Students also helped solve long-term issues for Hamilton residents. Health and Society student, Tanisha Palmer, worked on a project on complete street design within Ward 1. She also helped facilitate an online meeting with residents where they shared feedback on current traffic infrastructure and made suggestions for a complete streets’ intersection makeover.

“My time in the program opened my eyes to the importance of community-engagement practices, especially now when communities can be built and reinforced online,” she says.

Health Sciences students, Saud Haseeb and Harshul Bhanjana, worked with Neighbourhood Development staff at the City to rebuild relationships with community members during the pandemic. During the first semester, they developed recommendations for the City to better support community groups after reconnecting organizations. During the second semester, as the government focused on ensuring an effective vaccine rollout, they helped implement one recommendation.

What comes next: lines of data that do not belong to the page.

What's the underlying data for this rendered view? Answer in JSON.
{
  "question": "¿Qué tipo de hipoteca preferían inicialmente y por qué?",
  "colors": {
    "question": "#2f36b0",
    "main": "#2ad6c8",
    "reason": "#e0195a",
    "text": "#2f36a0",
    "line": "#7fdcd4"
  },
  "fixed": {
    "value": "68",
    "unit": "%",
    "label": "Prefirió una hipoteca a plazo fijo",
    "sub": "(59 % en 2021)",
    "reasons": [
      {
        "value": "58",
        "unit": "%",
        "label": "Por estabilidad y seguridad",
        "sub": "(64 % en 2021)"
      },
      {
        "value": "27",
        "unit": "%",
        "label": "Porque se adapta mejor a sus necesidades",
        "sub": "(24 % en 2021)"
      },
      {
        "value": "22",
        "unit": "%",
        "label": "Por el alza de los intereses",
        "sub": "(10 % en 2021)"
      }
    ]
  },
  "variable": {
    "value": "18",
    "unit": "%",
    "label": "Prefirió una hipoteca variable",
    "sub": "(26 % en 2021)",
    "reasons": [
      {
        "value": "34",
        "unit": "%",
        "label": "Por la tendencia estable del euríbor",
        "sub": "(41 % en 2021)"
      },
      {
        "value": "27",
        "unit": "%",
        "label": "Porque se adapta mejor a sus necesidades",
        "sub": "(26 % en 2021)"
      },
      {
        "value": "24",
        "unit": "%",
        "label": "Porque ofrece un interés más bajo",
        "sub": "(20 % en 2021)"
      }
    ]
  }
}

“We’ve been able to help get new neighbourhood associations launched during the pandemic, and we’re developing resources to support those groups that are looking to organize community initiatives. The City will host these resources on its website which we’re incredibly proud of,” says Bhanjana.

After the four-month program ended, the Office of Community Engagement hired some students to return to collaborate further. Two such students were Ananya Yadav, a fourth-year Social Sciences student and Julia Menezes, a third-year Arts & Science student, who were selected to be a part of the CityLAB Ambassador program. Through this program, they created a virtual engagement toolkit, which is a guide that explains best practices and recommended techniques for planning successful online events. It was directly informed by the lessons Yadav and Menezes learned during the 2020 CityLAB Semester in Residence.

“In the wake of the pandemic, we believed this was a critical issue. Right now, everyone is focusing on learning how to use programs like ZOOM and MS Teams and that is a part of it, but the toolkit goes beyond that. The guide applies these recommendations using a community-engagement lens and specifically outlines how to create community-engaged events,” says Menezes.

Besides the pride and satisfaction which came from helping the Hamilton community, the students also found unexpected benefits. Yadav admits that despite her initial uncertainty about the impact the pandemic would have on the experience, the program provided her a sense of community.

“It was only around 24 of us in the program, so it was wonderful to see everyone every day and to work on this project together. We always kept our cameras on, which seems like such a small thing, but during the pandemic, it really gave us a sense of community,” she says. “I’ve made lifelong friends through that semester, and it was an amazing opportunity to learn about the Hamilton community while exploring how the City works.”